Last month, members of the seventh grade green team at Middlebrook School completed a unit on Latin America with their own version of the ABC show Shark Tank.

“Students started out with independent research from a variety of sources to identify areas of abundance in countries throughout Latin America,” said social studies teacher Cynthia Beck-Moore.

Groups of students then chose countries for their “corporations” to focus on for the project.

“Further research in the economic abundances, including natural resources, industries and crops, allowed students to choose one abundance to develop into a product or experience to increase the economic value of exports in the country, and to add jobs for citizens of the country,” said Beck-Moore.

“The products and experiences had to be realistic, logically, fit a need or want, and benefit the country in some way.”

Once their product was designed on a blueprint, the corporations each created a prototype and a business plan before preparing a “deal” for investors that involved equity, stake or a royalty investment, said Beck-Moore.

For the final phase of the Shark Tank Competition, Beck-Moore said, students entered the “tank.”

Six classes presented business ideas to a panel of "sharks." In the first round, eighth graders served as shark investors, and parent volunteers determined the class finalist in the second round.
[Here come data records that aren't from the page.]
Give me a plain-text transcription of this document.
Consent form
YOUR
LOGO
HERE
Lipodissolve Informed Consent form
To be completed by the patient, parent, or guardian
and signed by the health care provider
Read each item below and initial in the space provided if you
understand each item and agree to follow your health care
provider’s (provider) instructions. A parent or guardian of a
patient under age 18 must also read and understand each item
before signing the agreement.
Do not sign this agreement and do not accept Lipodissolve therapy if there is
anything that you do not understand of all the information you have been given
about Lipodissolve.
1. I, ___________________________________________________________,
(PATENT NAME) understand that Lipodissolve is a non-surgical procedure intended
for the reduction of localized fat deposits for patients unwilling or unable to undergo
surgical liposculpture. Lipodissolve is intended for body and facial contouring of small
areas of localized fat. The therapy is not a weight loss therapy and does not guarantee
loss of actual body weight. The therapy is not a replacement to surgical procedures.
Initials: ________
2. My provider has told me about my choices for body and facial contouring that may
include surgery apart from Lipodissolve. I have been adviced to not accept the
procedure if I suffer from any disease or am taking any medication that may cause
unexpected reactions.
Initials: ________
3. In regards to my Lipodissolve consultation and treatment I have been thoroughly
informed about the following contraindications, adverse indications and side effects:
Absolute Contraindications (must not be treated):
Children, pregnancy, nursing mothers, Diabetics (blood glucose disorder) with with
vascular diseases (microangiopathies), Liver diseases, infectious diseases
“The final round was held the day before Thanksgiving, and involved two shark investors, with all the Seven Green team staff and students also voting for an overall winner,” said Beck-Moore.

Seventh graders Matthew Forman, Anika Bhagavatula, Samantha Nichols and Elizabeth Johnson's Banablet — a tablet made from banana skins used to purify metals from drinking water — won the competition.

"They asked the sharks for an equity investment of $200, 000 for 10% of their company. The sharks offered $400,000 for 20%. They accepted," said Beck-Moore.

“There is actual scientific backing of the idea, but currently this product does not exist. We are waiting for a real shark to back this idea.”


Beck-Moore said all the students came up with “terrific products ideas,” such as a river trawling device for fishing and binoculars that take pictures of wildlife, and experiences like a spa with a glass floor so patrons can see marine life during massages.

“There were even products to address social issues, such as a drone that observers illicit drug trade in Colombia in order to stop the dealers,” said Beck-Moore. “Overall, the ideas were truly terrific.”